Why Real Mobsters Thought ‘The Sopranos’ Had a Source Inside the Mafia
In the final season of The Sopranos, Tony Soprano (James Gandolfini) becomes very close to Agent Harris of the FBI. Harris, who could never stay away from Satriale’s (the sandwiches were too good), eventually helps Tony track down his rival, Phil Leotardo (Frank Vincent).
Later, when Harris hears Leotardo has been killed, he accidentally celebrates in front of his FBI colleague. While that funny moment might not represent the way things actually run at the Bureau (we hope), that’s not to say The Sopranos didn’t get a lot right.
In the first episode of Season Three, agents plant wiretaps at the home of Tony Soprano. FBI agents were reportedly amazed at how that episode recreated the way they operate during a real investigation.
Meanwhile, numerous aspects of the Soprano organization matched actual characters and events in New Jersey mob history. For the mobsters themselves, it sometime hit a little too close to home.
FBI agents heard mobsters wonder where ‘Sopranos’ writers got their information.
Five years after the final Sopranos episode aired, the show’s cast and crew spoke with Vanity Fair in what became an oral history of the series. Terence Winter, a writer and producer who later created Boardwalk Empire, told the story of FBI agents who watched the show every Sunday.
Winter recalled agents telling him they’d discuss the latest episode on Mondays at work. But they weren’t the only ones. “They would listen to the wiretaps from that weekend, and it was Mob guys talking about The Sopranos,” Winter said.
Naturally, the FBI agents and mafiosos had very different takes on the show.
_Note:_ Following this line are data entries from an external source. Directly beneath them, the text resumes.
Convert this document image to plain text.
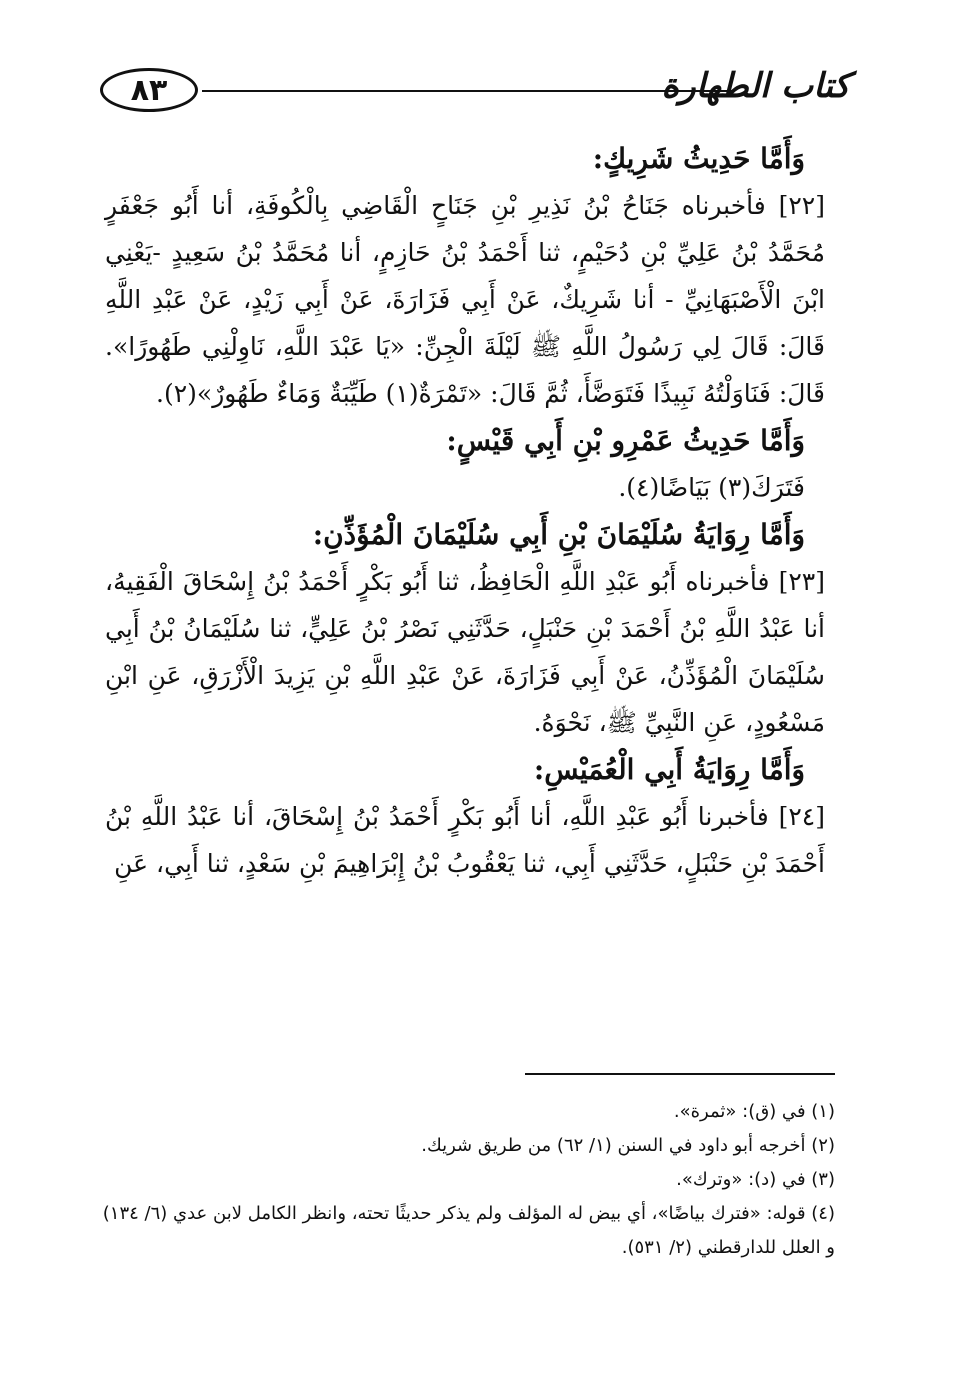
٨٣	كتاب الطهارة

وَأَمَّا حَدِيثُ شَرِيكٍ:

[٢٢] فأخبرناه جَنَاحُ بْنُ نَذِيرِ بْنِ جَنَاحٍ الْقَاضِي بِالْكُوفَةِ، أنا أَبُو جَعْفَرٍ مُحَمَّدُ بْنُ عَلِيِّ بْنِ دُحَيْمٍ، ثنا أَحْمَدُ بْنُ حَازِمٍ، أنا مُحَمَّدُ بْنُ سَعِيدٍ -يَعْنِي ابْنَ الْأَصْبَهَانِيِّ - أنا شَرِيكٌ، عَنْ أَبِي فَزَارَةَ، عَنْ أَبِي زَيْدٍ، عَنْ عَبْدِ اللَّهِ قَالَ: قَالَ لِي رَسُولُ اللَّهِ ﷺ لَيْلَةَ الْجِنِّ: «يَا عَبْدَ اللَّهِ، نَاوِلْنِي طَهُورًا». قَالَ: فَنَاوَلْتُهُ نَبِيذًا فَتَوَضَّأَ، ثُمَّ قَالَ: «تَمْرَةٌ(١) طَيِّبَةٌ وَمَاءٌ طَهُورٌ»(٢).

وَأَمَّا حَدِيثُ عَمْرِو بْنِ أَبِي قَيْسٍ:

فَتَرَكَ(٣) بَيَاضًا(٤).

وَأَمَّا رِوَايَةُ سُلَيْمَانَ بْنِ أَبِي سُلَيْمَانَ الْمُؤَذِّنِ:

[٢٣] فأخبرناه أَبُو عَبْدِ اللَّهِ الْحَافِظُ، ثنا أَبُو بَكْرٍ أَحْمَدُ بْنُ إِسْحَاقَ الْفَقِيهُ، أنا عَبْدُ اللَّهِ بْنُ أَحْمَدَ بْنِ حَنْبَلٍ، حَدَّثَنِي نَصْرُ بْنُ عَلِيٍّ، ثنا سُلَيْمَانُ بْنُ أَبِي سُلَيْمَانَ الْمُؤَذِّنُ، عَنْ أَبِي فَزَارَةَ، عَنْ عَبْدِ اللَّهِ بْنِ يَزِيدَ الْأَزْرَقِ، عَنِ ابْنِ مَسْعُودٍ، عَنِ النَّبِيِّ ﷺ، نَحْوَهُ.

وَأَمَّا رِوَايَةُ أَبِي الْعُمَيْسِ:

[٢٤] فأخبرنا أَبُو عَبْدِ اللَّهِ، أنا أَبُو بَكْرٍ أَحْمَدُ بْنُ إِسْحَاقَ، أنا عَبْدُ اللَّهِ بْنُ أَحْمَدَ بْنِ حَنْبَلٍ، حَدَّثَنِي أَبِي، ثنا يَعْقُوبُ بْنُ إِبْرَاهِيمَ بْنِ سَعْدٍ، ثنا أَبِي، عَنِ

(١) في (ق): «ثمرة».

(٢) أخرجه أبو داود في السنن (١/ ٦٢) من طريق شريك.

(٣) في (د): «وترك».

(٤) قوله: «فترك بياضًا»، أي بيض له المؤلف ولم يذكر حديثًا تحته، وانظر الكامل لابن عدي (٦/ ١٣٤) و العلل للدارقطني (٢/ ٥٣١).
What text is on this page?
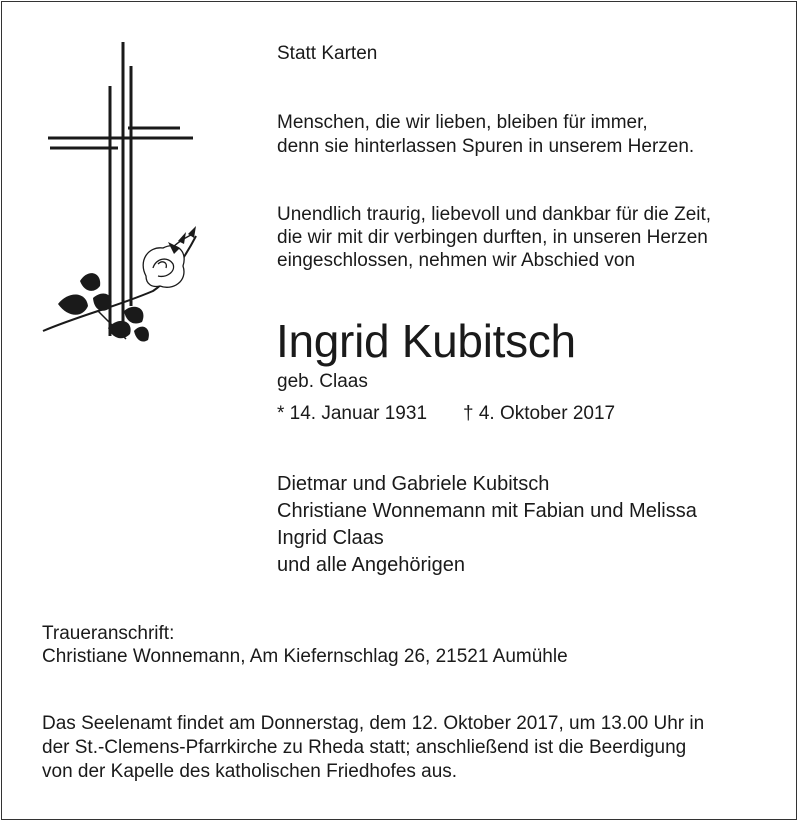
Statt Karten

Menschen, die wir lieben, bleiben für immer,

denn sie hinterlassen Spuren in unserem Herzen.

Unendlich traurig, liebevoll und dankbar für die Zeit,

die wir mit dir verbingen durften, in unseren Herzen

eingeschlossen, nehmen wir Abschied von

Ingrid Kubitsch

geb. Claas

* 14. Januar 1931 † 4. Oktober 2017

Dietmar und Gabriele Kubitsch

Christiane Wonnemann mit Fabian und Melissa

Ingrid Claas

und alle Angehörigen

Traueranschrift:

Christiane Wonnemann, Am Kiefernschlag 26, 21521 Aumühle

Das Seelenamt findet am Donnerstag, dem 12. Oktober 2017, um 13.00 Uhr in

der St.-Clemens-Pfarrkirche zu Rheda statt; anschließend ist die Beerdigung

von der Kapelle des katholischen Friedhofes aus.
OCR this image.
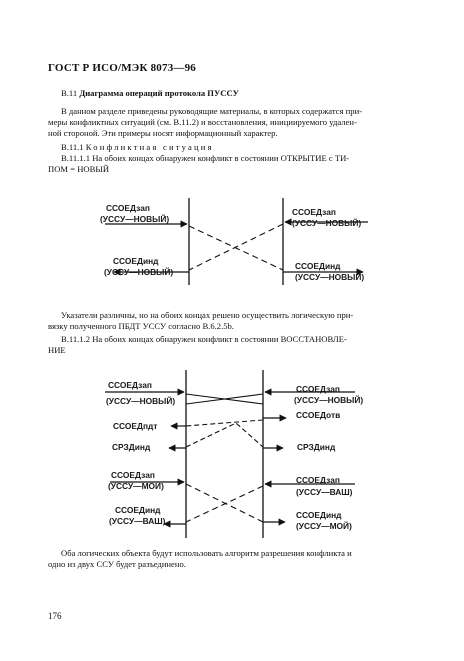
ГОСТ Р ИСО/МЭК 8073—96
В.11 Диаграмма операций протокола ПУССУ
В данном разделе приведены руководящие материалы, в которых содержатся при-
меры конфликтных ситуаций (см. В.11.2) и восстановления, инициируемого удален-
ной стороной. Эти примеры носят информационный характер.
В.11.1 Конфликтная ситуация
В.11.1.1 На обоих концах обнаружен конфликт в состоянии ОТКРЫТИЕ с ТИ-
ПОМ = НОВЫЙ
ССОЕДзап
(УССУ—НОВЫЙ)
ССОЕДзап
(УССУ—НОВЫЙ)
ССОЕДинд
(УССУ—НОВЫЙ)
ССОЕДинд
(УССУ—НОВЫЙ)
Указатели различны, но на обоих концах решено осуществить логическую при-
вязку полученного ПБДТ УССУ согласно В.6.2.5b.
В.11.1.2 На обоих концах обнаружен конфликт в состоянии ВОССТАНОВЛЕ-
НИЕ
ССОЕДзап
(УССУ—НОВЫЙ)
ССОЕДзап
(УССУ—НОВЫЙ)
ССОЕДотв
ССОЕДпдт
СРЗДинд	СРЗДинд
ССОЕДзап
(УССУ—МОЙ)
ССОЕДзап
(УССУ—ВАШ)
ССОЕДинд
(УССУ—ВАШ)
ССОЕДинд
(УССУ—МОЙ)
Оба логических объекта будут использовать алгоритм разрешения конфликта и
одно из двух ССУ будет разъединено.
176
However, one thing stuck out — both sides remarked on how realistic it seemed. “We would hear back that real wiseguys used to think that we had somebody on the inside,” Winter told Vanity Fair.
However, mobsters weren’t the only ones confusing a fictional TV show for their own world.
The actor who played Johnny Sac had a priest call him by his ‘Sopranos’ name.
Vincent Curatola, the actor who played New York boss John Sacrimoni (Johnny Sack), told Vanity Fair a story of his own that blended fact and fiction.
Once, while attending a different church one Sunday, he approached the priest to receive communion. Recognizing his new parishioner right away, the priest said, “Oh, Body of Christ, Johnny.”
Sopranos writers also had a knack for bringing the real lives of the cast into their characters. The most famous example might be the germophobia writers gave Paulie, as Tony Sirico was like that in real life. (Sirico also lived with his mother for a long time before she died.)
It was for that reason Gandolfini called the writers (including creator David Chase) “vampires.” Wherever the show’s writers could find convincing material, they’d go get it. Two decades after the show’s premiere, you can’t fault their technique.